Energy renovations carried out on pre-fab estates in Brno-Liskovec, for example, have shown that it is possible to achieve annual heat consumption as low as 40 kWh/m2 with only thermal insulation in typical communist-era ‘panel’ blocks – this is a much lower rate than required by the low-energy standard (50 kWh/m2).
Equally, the EU funded energy renovation of a school in Prague-Slivenec achieved 89 percent energy savings, with final annual heat consumption of 21 kWh/m2. Technologies typical for passive buildings, such as forced ventilation with heat recuperation, used in this renovation dramatically improved air quality in the classrooms. School children in Slivenec now appreciate the benefits of EU funding for energy efficiency, as this video clip illustrates.
Other than the successful NGO demand for a separate priority axis for energy efficiency, the Ministry of Environment has also accepted several of our other key demands. Departing from original plans, future EU funds in the Czech Republic will not now finance the production of bio-fuels. And in another improvement, EU support for water sewage treatment will be eligible in small communities, not only in those with over 500 inhabitants as previously planned.

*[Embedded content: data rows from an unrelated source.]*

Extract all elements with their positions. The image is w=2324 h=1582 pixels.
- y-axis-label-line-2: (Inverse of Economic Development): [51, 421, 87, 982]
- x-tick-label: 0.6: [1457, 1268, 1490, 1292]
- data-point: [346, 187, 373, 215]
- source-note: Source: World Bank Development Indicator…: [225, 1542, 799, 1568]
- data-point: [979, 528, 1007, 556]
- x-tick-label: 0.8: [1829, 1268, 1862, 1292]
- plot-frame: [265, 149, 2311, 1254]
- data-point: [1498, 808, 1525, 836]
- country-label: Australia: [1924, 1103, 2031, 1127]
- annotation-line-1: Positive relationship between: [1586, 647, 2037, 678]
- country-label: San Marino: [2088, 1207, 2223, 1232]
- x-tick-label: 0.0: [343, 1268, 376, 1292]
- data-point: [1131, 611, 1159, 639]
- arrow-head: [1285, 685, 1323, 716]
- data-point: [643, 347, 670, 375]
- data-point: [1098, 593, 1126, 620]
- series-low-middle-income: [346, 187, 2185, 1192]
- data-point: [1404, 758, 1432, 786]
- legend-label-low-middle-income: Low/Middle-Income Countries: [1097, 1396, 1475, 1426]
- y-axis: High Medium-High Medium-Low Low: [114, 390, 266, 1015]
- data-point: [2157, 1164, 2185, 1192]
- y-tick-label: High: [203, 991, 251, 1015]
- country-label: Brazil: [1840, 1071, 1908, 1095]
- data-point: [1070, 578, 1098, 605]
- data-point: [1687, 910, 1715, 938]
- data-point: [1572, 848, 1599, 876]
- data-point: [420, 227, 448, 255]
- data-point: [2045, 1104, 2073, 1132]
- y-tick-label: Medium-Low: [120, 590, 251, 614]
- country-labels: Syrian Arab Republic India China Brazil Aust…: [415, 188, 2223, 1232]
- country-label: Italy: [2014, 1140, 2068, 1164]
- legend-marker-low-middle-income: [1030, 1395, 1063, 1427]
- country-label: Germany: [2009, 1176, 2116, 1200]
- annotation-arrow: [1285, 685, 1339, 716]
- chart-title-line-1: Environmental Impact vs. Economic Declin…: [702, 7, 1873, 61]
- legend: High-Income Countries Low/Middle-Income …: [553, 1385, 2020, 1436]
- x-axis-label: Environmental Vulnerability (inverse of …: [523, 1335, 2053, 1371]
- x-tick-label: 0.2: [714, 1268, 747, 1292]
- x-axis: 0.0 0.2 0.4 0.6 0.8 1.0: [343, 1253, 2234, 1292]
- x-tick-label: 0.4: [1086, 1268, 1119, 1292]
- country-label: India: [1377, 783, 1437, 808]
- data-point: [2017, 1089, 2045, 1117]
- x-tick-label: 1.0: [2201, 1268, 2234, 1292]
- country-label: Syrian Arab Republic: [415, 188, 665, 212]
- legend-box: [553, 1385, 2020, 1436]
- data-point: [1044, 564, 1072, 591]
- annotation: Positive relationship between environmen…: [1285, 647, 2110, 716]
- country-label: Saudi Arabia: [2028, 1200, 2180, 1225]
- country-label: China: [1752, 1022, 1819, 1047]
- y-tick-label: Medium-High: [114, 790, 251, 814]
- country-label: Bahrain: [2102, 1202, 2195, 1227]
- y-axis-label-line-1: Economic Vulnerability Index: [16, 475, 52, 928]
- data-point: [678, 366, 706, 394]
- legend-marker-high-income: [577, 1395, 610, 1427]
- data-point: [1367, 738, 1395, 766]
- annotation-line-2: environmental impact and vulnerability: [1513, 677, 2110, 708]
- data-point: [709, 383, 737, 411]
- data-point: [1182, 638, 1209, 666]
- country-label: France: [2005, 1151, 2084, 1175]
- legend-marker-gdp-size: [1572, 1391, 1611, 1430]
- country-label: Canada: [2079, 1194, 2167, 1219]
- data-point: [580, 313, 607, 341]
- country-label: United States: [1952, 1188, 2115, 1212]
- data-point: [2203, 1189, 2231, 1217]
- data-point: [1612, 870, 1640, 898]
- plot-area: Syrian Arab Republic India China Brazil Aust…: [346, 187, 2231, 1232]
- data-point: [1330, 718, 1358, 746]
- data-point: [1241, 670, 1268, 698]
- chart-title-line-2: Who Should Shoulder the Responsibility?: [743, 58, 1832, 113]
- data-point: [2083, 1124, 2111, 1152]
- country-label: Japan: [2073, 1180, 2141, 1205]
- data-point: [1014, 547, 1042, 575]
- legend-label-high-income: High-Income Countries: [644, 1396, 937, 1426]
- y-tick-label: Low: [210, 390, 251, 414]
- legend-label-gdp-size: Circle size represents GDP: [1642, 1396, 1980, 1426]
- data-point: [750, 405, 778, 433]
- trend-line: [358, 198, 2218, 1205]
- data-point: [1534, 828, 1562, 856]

All the same, the Czech programming process contains a number of problematic aspects that remain on our radar. Not least of which is the proposal to keep EU financing open to waste incinerators.
EU funding for these highly controversial waste ‘solutions’ has been perhaps the greatest single fiasco in the Czech Republic’s current 2007-2013 financing period. Not a single crown out of their huge allocation for 2007-2013 has been spent as a result of various controversies and local community/NGO campaigning.